PADMAPRABH-THE 6TH TIRTHANKAR

Contents

. Introduction

. Birth and Childhood

. Ascetism

. Nirvana

. Conclusion

Introduction

A Tirthankar is a human being who has attained a highly exalted state due to intense spiritual practices in various lifetimes and signifies the ultimate pure developed state of the soul. Having attained the highest spiritual goal of human life,they help others cross the ocean of Samsara and win freedom against the infinite cycles of birth and death that man has to undergo. According to Jain philosophy Time cycle or the kaalchakra is infinite, it is beginningless and endless. Time is divided into two cycles, Utsarpini and Avsarpini. Utsarpini is progressive which means that during this cycle humanity progresses from its worst to its best in health, ethics, religion and all fields while in Avsarpini humanity moves from its best to worst stage. Aras are the six unequal periods that every Utsarpini and Avsarpini is divided into. At present according to Jainism the fifth Ara of the Avsarpini phase is going on with 19000 yrs approximately until the next Ara. The sixth phase will then begin after this Ara which is supposed to last for approximately 21000 years. This will be followed by the Utsarpini phase which will continue the repetition. Thus it is presumed that there have been infinite sets of 24 Tirthankaras, one for each half of the time cycle which will continue in the future. For the purpose of study, only the 24 Tirthankars of the present half cycle are considered.

Birth and childhood

Padmaprabh in his earlier incarnation was King Aparajit who ruled over Susima town in the Purva Videha area. He was a pious and peace loving person. Once listening to a discourse on the goal of human life and its earthly bondage he became detached and taking diksha from Acharya Pihitashrava embraced ascetism. His soul through countless lifetimes had undergone rigorous spiritual penances and achieved an exalted state of enlightenment hence he was reborn as the next Tirthankar. His soul descended into the womb of Queen Sushima, wife of King Dharan of Kaushambi. During her pregnancy, the Queen had a desire to sleep on a bed made up of lotus flowers.

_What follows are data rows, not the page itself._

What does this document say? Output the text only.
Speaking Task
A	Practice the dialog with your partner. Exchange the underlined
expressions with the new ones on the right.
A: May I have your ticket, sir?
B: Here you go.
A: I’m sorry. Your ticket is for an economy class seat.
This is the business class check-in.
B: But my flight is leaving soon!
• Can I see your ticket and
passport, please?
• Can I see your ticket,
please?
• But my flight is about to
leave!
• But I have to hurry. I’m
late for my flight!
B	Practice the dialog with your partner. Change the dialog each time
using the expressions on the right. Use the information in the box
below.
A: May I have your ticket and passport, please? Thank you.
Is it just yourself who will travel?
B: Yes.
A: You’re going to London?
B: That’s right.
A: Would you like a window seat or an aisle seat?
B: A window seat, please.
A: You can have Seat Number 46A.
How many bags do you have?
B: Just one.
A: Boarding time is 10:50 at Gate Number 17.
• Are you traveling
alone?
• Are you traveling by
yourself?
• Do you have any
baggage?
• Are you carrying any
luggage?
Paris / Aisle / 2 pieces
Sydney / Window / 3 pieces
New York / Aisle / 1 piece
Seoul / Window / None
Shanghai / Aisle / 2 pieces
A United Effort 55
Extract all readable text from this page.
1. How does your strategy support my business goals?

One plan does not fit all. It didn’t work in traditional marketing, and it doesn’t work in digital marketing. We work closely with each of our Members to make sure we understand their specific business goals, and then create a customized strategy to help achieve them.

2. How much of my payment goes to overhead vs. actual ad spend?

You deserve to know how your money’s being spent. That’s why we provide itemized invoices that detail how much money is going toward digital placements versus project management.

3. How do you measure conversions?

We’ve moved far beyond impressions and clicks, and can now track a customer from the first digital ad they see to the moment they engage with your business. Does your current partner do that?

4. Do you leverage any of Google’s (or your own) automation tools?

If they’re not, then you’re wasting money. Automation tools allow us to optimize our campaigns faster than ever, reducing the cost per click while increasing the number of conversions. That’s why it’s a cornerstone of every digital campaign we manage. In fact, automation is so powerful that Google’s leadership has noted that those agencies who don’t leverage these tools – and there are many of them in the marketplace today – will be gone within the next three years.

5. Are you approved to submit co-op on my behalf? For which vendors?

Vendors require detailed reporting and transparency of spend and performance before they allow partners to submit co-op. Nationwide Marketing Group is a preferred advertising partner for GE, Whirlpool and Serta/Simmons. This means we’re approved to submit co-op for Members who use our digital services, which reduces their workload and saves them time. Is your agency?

It is said that to fulfil her wishes the Gods themselves came down to make arrangements, such was the greatness of the unborn soul. The Queen gave birth to a son on the twelfth day of the dark half of the month of Kartik. Since the new born had a soft pink glow like the lotus, he was named Padmaprabh. As years passed the prince grew up and they got him married. Soon the King handed over the kingdom to his son and retired to the forest to pursue his spiritual practices. Padmaprabh began to rule the Kingdom and also pursued his meditation and other spiritual disciplines. One day during his meditation he glimpsed through his past lives and the purpose of his incarnation.

Ascetism

A spirit of detachment came over him and he embraced ascetism. Sitting under a tree he underwent rigorous penances and on the full moon day of the month of Chaitra under a banyan tree he achieved Omniscience.

Nirvana

He began preaching to people about the goal of human life, the spirit of renunciation and the qualities of non violence, right action, right conduct and right knowledge. After many years of preaching he attained Nirvana on the eleventh day of the dark half of the month of Margashirsh.

Conclusion

Bhagavan Padmaprabh preached the qualities of compassion, brotherhood and exhorted the people to realise their true potential and to break the infinite cycles of birth and death by undergoing spiritual penances and practices. He advised them to realise the true goal of human life and not get carried away by attachment and desire for sensual pleasures. Such exalted souls are born for redeeming mankind and their pure and high levels of spiritual attainment sanctify everyone and every place they go to and India owes her spiritual prowess to such highly realised souls who have been born from time to time to liberate mankind.